Fuck if he wasn’t relieved that McAllister had gotten away again. She was his only job at the moment. She was the key to his staying free and living out the rest of his life fat and happy and dandling grandkids on his knee in his old age. The kid would have raped her — probably worse. Rab knew he would only have control over her treatment as long as he was aboard the Ares, and even then, he had to sleep sometime. Then there was Fallon senior’s displeasure at having his prize possession escape from under his nose. He wasn’t entirely sure Daddy would mind if Sonny-boy had a go with his toy before he dropped her back into the lion’s den. And none of that was his concern, he reminded himself. Still it didn’t set well thinking of her abused like that. She was a good pilot, a good person as far as he could tell and here he was hunting her down like some animal on a game reserve. Fuck! He wondered who the monster really was.
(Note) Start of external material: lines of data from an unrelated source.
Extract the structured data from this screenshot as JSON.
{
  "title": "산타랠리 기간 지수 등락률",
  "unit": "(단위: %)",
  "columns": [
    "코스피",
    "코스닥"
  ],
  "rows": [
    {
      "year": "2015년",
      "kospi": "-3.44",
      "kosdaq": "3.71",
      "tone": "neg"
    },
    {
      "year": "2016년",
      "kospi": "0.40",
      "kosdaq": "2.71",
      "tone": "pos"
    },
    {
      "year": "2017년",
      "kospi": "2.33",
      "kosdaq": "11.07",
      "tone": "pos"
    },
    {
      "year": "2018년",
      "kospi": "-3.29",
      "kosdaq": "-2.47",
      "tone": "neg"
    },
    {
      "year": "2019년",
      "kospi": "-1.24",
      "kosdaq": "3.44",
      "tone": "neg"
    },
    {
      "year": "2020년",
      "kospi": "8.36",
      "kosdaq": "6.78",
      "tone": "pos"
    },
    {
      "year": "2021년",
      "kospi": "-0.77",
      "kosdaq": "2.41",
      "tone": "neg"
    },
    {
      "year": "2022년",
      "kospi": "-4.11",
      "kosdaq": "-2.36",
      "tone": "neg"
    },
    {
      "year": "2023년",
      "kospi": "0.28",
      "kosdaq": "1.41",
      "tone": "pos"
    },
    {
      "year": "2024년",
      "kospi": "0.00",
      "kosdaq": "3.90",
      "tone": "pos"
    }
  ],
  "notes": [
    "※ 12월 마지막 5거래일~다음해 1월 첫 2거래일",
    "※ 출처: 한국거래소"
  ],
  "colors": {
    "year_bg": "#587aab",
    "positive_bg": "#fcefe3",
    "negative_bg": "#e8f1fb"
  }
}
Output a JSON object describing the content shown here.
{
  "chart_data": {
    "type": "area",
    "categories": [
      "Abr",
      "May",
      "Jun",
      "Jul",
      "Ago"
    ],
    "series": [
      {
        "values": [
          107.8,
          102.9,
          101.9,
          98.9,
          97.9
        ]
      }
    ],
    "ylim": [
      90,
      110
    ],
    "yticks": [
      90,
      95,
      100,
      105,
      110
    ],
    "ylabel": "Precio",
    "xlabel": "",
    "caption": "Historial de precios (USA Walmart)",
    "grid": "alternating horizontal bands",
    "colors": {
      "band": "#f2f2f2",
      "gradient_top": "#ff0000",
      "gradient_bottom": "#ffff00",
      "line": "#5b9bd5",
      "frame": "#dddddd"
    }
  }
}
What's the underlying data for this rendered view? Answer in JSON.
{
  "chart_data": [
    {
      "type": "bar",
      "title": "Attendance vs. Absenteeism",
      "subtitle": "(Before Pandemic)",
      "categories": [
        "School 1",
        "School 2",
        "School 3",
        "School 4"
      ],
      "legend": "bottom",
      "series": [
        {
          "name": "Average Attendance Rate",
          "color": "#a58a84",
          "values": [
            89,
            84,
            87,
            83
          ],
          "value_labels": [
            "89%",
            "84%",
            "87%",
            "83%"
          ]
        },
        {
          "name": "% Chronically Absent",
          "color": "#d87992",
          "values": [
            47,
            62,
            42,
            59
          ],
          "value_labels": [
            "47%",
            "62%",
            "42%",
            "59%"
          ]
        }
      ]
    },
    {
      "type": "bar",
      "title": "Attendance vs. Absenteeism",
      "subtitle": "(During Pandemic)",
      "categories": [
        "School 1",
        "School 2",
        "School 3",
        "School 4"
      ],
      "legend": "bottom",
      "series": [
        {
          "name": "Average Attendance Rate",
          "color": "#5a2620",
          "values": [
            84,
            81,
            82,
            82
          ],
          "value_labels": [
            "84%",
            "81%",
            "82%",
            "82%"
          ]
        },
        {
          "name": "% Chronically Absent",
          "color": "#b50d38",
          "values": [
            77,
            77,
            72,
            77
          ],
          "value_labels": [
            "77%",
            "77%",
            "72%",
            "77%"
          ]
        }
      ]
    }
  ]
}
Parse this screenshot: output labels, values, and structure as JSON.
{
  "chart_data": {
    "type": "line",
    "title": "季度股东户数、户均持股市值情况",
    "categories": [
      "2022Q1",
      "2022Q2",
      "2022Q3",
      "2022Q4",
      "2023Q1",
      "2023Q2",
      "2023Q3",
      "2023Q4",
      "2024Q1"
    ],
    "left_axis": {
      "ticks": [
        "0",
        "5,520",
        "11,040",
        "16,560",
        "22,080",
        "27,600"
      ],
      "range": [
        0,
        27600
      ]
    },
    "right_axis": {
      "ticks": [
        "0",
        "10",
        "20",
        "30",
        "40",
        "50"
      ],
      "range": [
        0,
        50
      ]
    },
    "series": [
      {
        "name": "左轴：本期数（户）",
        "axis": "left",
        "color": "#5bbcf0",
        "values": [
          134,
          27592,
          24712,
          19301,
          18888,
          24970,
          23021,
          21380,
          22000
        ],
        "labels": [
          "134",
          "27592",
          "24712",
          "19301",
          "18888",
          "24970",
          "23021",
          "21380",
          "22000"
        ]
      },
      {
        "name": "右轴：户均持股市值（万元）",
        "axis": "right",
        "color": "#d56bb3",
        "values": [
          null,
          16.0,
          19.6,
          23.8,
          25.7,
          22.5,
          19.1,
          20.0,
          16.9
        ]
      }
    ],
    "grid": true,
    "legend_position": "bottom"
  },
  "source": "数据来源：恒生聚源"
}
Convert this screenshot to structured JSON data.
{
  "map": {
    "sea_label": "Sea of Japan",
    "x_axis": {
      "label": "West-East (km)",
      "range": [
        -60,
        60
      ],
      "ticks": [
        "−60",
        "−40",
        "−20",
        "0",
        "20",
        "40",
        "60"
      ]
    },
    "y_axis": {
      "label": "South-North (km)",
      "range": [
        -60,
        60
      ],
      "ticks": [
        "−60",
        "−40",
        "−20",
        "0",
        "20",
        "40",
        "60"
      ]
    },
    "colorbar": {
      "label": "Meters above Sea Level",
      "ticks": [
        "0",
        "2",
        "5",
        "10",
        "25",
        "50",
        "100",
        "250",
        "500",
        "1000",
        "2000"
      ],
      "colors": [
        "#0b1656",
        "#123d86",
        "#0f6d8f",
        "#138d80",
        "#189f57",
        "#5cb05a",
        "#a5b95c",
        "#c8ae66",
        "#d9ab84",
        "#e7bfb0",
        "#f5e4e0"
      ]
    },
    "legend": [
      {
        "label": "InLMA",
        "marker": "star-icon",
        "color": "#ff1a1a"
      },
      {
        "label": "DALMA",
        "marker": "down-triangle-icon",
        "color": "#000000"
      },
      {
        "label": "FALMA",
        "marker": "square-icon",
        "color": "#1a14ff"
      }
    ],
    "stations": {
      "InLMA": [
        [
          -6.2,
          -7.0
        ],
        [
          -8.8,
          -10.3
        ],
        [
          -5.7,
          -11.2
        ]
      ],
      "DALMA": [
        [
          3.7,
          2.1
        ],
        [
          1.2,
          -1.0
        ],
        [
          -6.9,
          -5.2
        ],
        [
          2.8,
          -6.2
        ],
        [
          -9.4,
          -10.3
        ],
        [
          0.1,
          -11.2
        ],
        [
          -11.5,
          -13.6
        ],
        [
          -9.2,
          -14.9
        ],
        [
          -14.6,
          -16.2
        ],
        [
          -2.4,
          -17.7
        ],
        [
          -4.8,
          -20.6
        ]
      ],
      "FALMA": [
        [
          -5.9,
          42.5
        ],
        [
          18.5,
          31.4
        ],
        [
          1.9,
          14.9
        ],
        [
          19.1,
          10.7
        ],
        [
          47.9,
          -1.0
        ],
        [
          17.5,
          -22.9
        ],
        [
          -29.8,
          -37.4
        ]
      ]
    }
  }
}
“You know, you’re right about that mol-tran,” the kid said, bringing his focus back to the present. “That sort of thing isn’t even possible, and it sure as fuck can’t be done by a cloaked ship. Hell a decent cloaking device is even harder to come by than a mol-tran that can ‘trann humanoids. I’ve been trying to get both for the Ares for years now, and even with my name, and me throwing around credits like it’s Vaticana Christmas. I did finally get my hands on a mol-tran that would do the job and not scramble my brain,” he leaned forward and gave Rab a confidential chuckle. “Jakes and Ribbons, I’m not too sure about though.”
“Not too sure about you either, buck,” Rab said, and the kid only shrugged.
“I’m a Fallon, I reckon the slop in my brain is a pre-existing condition.” He looked down into his empty electrolyte glass. “Mol-tran is one thing, but a cloaking device more than only partially effective, well that just flat out doesn’t exist.”
And then it hit Rab like a ton of triax ore. “It does exist though, or at least it did.”
“Shit!” Fallon made the word long and drawn out, followed by a flinch as the auto-doc engaged the bone-knit. “On the SNTs it did – both mol-tran and a sophisticated cloaking device far better than any technology we have now. They were possible because the ships were biotech. Fuck me! Surely you don’t think the Fury’s an SNT? You said according to Gruber the ship was barely space worthy.
“You ever hear of hiding in plain sight? If the SNTs were capable of cloaking, couldn’t they change their appearance too? Think about it? The Authority Hunters were all over that abandon space station where Blake led them. He had it all set up. There was no escape for them. The bastard’s not about to sacrifice his skin to an Authority shackle, and all the better if a little snitching got him some serious profit on top. Goddman Polyphemians. You can’t trust any of them. But never mind that. We know for a fact that the Fury was there. The hunters caught the transmissions between the two ships just before Blake jumped. Blake saw it, gave coordinates too exact to make up. The hunters combed that station with every scanner the Authority has. If they can’t find it with all of their tech, it can’t be found. And yet there was nothing. Nada. Their conclusion was that there must have been an escape route Blake didn’t know about. But what if the Fury was there all along, just hiding in plain sight?”
“Shiiit!” Junior said again. The auto-doc gave a warning for him to sit still. “If we’re right, then the Fury is not just an SNT, the Fury is SNT1. Only SNT1 has the capability to change the appearance of its outer structure quick and easy-like. The others could do it, but they had to evolve to it. SNT1was actually born, created from a humanoid embryo. It could manipulate molecules into anything it wanted. Only SNT1 could look like a bucket of bolts and fly like a goddamned angel.”